Lessons from Deploying NLG Technology for Marine Weather Forecast Text Generation

13 years 10 months ago
Lessons from Deploying NLG Technology for Marine Weather Forecast Text Generation
SUMTIME-MOUSAM is a Natural Language Generation (NLG) system that produces textual weather forecasts for offshore oilrigs from Numerical Weather Prediction (NWP) data.

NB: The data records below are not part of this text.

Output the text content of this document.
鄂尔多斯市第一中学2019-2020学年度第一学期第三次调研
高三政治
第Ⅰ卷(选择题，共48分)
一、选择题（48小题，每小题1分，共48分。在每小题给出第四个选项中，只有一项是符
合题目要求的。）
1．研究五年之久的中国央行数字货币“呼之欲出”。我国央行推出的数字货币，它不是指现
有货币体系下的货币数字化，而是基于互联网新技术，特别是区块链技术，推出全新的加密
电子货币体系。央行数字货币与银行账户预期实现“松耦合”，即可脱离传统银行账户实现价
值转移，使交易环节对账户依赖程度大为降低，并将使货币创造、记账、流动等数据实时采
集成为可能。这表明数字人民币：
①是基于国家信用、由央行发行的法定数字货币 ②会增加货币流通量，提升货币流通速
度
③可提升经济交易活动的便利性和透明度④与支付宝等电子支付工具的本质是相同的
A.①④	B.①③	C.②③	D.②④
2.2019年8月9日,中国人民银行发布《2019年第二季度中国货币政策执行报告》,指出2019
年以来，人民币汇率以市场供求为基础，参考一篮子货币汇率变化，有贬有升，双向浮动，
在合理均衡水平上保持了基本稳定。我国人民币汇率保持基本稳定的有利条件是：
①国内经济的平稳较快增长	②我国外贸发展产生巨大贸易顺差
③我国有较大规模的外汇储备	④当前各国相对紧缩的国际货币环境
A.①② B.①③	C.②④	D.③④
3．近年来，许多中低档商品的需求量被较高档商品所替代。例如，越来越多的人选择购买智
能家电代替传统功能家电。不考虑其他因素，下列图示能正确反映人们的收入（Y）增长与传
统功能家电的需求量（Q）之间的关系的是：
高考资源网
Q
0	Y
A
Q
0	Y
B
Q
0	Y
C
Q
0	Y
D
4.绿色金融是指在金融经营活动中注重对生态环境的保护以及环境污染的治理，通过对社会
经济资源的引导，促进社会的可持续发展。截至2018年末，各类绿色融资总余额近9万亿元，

It has been used for the past year by Weathernews (UK) Ltd for producing 150 draft forecasts per day, which are then post-edited by forecasters before being released to end-users. In this paper, we describe how the system works, how it is used at Weathernews and finally some lessons we learnt from building, installing and maintaining SUMTIME-MOUSAM. One important lesson has been that using NLG technology improves maintainability although the biggest maintenance work actually involved changing data formats at the I/O interfaces. We also found our system being used by forecasters in unexpected ways for understanding and editing data. We conclude that the success of a technology owes as much to its functional superiority as to its suitability to the various stakeholders such as developers and users.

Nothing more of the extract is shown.